Kur’ân-ı Kerîm’de tövbe kavramı seksen sekiz yerde geçmekte, otuz beş yerde Allah’a, diğerlerinde insanlara nisbet edilmektedir (M. F. Abdülbâki, el-Mu'cem, “tvb” md.) Tövbe kavramı Allah’a nisbet edildiğinde “kulun tövbesini kabul edip lutuf ve ihsanıyla ona yönelmesi” mânasına gelir. (Zeccâc, s. 61-62; Kuşeyrî, et-Tahbîr, s. 84). Kişilerin birbirine karşı yaptıkları hatalı davranışlardan dönmesi için avf (af) ve i‘tizâr (özür dileme) kelimeleri kullanılır. (krş. Tevbe 9/94; Nûr 24/22)
"Hani, Rabbin meleklere, 'Ben yeryüzünde bir halife yaratacağım' demişti. Onlar, 'Orada bozgunculuk yapacak, kan dökecek birini mi yaratacaksın? Oysa biz sana hamd ederek daima seni tesbih ve takdis ediyoruz.' demişler. Allah da, 'Ben sizin bilmediğinizi bilirim' demişti. (El Bakara 2/30)" "Allah, iman edenlerin dostudur. Onları karanlıklardan aydınlığa çıkarır. Kâfirlerin velileri ise tâğûttur. (O da) onları aydınlıktan karanlıklara (sürükleyip) çıkarır. Onlar cehennemliklerdir. Orada ebedî kalırlar. (El Bakara 2/257" "Ey iman edenler! Sizden kim dininden dönerse, (bilin ki) Allah onların yerine öyle bir topluluk getirir ki, Allah onları sever, onlar da Allah’ı severler. Onlar mü’minlere karşı alçak gönüllü, kâfirlere karşı güçlü ve onurludurlar. Allah yolunda cihad ederler. (Bu yolda) hiçbir kınayıcının kınamasından da korkmazlar... (Maide 5/54)" "Onlardan ölen hiçbirine asla namaz kılma ve kabrinin başında durma. Çünkü onlar Allah’ı ve Resûlünü inkâr ettiler ve fasık olarak öldüler. (Enfal 8/33)" ayetleri ışığında değerlendirildiğinde tövbe, bezm-i elestte Allah ile kul arasında yapılan ahdin tazelenmesini veya her insanın fıtrat çizgisine dönmesini ve onu korumasını ifade ettiği anlaşılır.

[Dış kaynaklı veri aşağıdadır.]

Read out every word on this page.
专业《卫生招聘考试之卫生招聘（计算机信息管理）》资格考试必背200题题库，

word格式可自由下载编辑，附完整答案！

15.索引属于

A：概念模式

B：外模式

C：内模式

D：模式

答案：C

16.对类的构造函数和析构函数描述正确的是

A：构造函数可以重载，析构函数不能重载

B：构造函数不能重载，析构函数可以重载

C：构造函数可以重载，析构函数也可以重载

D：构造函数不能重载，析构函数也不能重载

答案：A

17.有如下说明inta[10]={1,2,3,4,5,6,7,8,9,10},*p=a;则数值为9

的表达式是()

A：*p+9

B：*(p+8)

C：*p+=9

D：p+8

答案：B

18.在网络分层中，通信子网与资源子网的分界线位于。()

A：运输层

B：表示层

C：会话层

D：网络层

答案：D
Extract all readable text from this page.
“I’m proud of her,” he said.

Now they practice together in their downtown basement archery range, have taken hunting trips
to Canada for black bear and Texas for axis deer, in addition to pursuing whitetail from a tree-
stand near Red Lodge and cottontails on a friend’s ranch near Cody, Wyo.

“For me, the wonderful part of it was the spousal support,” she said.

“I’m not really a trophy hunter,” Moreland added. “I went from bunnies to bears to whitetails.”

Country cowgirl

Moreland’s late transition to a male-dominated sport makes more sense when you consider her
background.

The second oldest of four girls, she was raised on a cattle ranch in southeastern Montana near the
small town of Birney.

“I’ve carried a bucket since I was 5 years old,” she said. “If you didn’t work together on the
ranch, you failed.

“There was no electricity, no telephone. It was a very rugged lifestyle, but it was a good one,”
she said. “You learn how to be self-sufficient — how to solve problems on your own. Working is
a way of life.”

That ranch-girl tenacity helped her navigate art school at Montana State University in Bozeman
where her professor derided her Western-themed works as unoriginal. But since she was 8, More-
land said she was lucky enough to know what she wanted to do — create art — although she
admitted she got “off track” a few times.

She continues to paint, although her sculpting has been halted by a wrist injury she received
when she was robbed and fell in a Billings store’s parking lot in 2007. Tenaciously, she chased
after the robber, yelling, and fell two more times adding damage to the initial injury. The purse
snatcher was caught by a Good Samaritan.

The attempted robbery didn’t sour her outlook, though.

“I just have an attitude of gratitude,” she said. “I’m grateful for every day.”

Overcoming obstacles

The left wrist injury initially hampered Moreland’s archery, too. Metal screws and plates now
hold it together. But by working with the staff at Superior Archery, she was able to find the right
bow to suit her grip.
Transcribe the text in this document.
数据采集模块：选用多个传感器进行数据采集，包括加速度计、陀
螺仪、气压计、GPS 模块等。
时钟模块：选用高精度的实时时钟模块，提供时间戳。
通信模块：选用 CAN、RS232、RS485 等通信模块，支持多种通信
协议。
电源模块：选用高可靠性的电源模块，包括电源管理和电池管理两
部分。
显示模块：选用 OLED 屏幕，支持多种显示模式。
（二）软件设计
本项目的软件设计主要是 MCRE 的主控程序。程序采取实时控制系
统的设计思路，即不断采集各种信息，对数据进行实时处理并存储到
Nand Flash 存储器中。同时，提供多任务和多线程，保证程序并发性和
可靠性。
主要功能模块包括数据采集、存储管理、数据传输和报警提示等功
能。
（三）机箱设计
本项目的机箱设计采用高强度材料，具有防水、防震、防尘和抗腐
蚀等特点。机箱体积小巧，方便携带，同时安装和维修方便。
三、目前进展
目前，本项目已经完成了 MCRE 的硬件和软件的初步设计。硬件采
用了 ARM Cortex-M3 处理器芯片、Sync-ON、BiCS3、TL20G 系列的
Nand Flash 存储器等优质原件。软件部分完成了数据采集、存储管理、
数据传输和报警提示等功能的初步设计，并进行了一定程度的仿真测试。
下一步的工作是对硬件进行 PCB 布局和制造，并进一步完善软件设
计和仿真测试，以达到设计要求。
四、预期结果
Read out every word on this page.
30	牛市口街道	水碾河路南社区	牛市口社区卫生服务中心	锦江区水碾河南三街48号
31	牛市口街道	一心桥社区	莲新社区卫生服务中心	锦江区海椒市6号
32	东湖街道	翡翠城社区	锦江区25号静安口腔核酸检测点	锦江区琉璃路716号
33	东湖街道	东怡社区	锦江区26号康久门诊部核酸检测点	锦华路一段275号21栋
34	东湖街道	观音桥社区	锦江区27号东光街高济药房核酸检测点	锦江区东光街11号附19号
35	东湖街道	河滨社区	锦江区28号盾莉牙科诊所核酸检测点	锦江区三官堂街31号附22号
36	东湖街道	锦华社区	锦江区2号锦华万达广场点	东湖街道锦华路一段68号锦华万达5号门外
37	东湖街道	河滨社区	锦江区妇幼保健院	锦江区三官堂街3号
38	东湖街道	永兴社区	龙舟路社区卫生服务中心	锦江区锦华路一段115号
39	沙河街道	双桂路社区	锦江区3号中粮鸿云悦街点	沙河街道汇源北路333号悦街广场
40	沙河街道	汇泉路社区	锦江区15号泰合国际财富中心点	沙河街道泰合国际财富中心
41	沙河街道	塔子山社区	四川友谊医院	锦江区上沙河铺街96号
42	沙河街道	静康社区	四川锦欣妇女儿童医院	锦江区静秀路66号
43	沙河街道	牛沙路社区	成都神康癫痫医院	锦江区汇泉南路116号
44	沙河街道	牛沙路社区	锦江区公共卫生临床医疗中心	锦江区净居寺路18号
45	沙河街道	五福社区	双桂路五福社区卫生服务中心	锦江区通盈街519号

İnsan, selim fıtratında mevcut ahid şuurundan bazen uzaklaşmakta veya bunu tamamen unutmaktadır. Bu bağlamda kişinin işlediği kötülükler Allah ile iman arasındaki güven, sevgi ve dostluk esasına dayanan ahid ilişkisi-bağı zedelemekte, onu vaadini ve ahdini yerine getiren Yaratıcıdan uzaklaştırmaktadır. Tövbe de bu uzaklaşmaya son verme çabasıdır.
Esasen Kur’an’da ve hadislerde yer alan tövbe ve istiğfar ifadelerinin çoğu dua ve niyaz üslûbundadır.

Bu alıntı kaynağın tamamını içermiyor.